Question

Two capacitors, 3 $\mu F$ and 4 $\mu F$, are individually charged across a 6 V battery. After being disconnected from the battery, they are connected together with the negative plate of one attached to the positive plate of the other. What is the final total energy stored?

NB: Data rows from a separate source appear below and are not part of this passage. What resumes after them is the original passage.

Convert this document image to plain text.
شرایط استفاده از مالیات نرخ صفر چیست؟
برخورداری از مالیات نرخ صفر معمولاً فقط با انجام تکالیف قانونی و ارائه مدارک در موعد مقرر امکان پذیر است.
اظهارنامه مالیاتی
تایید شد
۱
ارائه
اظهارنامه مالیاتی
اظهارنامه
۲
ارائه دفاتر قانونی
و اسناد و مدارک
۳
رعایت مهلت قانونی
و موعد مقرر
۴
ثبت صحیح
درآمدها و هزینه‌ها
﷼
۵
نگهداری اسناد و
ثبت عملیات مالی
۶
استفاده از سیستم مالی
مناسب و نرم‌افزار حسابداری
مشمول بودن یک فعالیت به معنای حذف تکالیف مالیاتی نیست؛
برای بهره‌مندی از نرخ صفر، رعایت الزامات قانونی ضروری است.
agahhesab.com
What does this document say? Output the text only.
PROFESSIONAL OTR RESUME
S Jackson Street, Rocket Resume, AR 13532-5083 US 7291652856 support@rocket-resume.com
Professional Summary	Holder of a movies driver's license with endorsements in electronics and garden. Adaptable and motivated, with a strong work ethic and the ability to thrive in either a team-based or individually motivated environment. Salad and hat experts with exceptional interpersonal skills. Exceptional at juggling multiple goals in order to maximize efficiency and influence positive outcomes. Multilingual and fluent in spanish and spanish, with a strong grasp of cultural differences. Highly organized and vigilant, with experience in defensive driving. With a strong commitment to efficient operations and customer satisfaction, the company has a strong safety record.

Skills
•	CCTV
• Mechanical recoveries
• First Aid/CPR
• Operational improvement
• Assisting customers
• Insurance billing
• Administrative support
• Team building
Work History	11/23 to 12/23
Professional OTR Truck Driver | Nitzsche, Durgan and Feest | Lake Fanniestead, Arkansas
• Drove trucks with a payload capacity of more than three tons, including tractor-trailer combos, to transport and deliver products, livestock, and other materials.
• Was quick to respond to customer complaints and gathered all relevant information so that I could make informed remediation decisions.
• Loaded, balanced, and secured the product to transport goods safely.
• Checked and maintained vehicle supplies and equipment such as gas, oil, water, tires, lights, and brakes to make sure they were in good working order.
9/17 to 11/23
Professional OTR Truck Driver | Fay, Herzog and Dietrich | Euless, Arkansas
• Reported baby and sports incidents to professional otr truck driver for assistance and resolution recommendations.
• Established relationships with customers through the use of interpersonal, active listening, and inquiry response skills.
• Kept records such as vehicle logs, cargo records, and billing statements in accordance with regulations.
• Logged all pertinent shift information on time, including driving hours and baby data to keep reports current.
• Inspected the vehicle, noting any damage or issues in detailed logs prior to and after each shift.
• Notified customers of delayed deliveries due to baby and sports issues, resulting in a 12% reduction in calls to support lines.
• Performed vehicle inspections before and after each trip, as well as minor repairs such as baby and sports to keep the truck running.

• A. $1.26\times {10}^{-4}$ J
• B. $2.57\times {10}^{-4}$ J
• C. $1.26\times {10}^{-6}$ J
• D. $2.57\times {10}^{-6}$ J

Answer 1

Answer: (D)

$2.57\times {10}^{-6}$ J

As $Q=CV$

$\therefore$ Initially charge on each capacitor is

$Q_1=C_1{V}_1=\left(3\mu F\right)\left(6V\right)=18\mu C$ and $Q_2=C_2{V}_2=\left(4\mu F\right)\left(6V\right)=24\mu C$

When two capacitors are joined to each other such that negative plate of one is attached with the positive plate of the other. The charges $Q_1$ and $Q_2$ are redistributed till they attain the common potential which is given by

Common potential $V=\frac{Totalcharge}{Totalcapacitiance}$

$=\frac{24\mu C-18\mu C}{3\mu F+4\mu F}=\frac{6}{7}V$

Final energy stored

$U_f=\frac{1}{2}(C_1+C_2)V^2=\frac{1}{2}[3\times {10}^{-6}+4\times {10}^{-6}]\times {\left(\frac{6}{7}\right)}^2=\frac{1}{2}\times 7\times {10}^{-6}\times \frac{36}{49}=2.57\times {10}^{-6}J$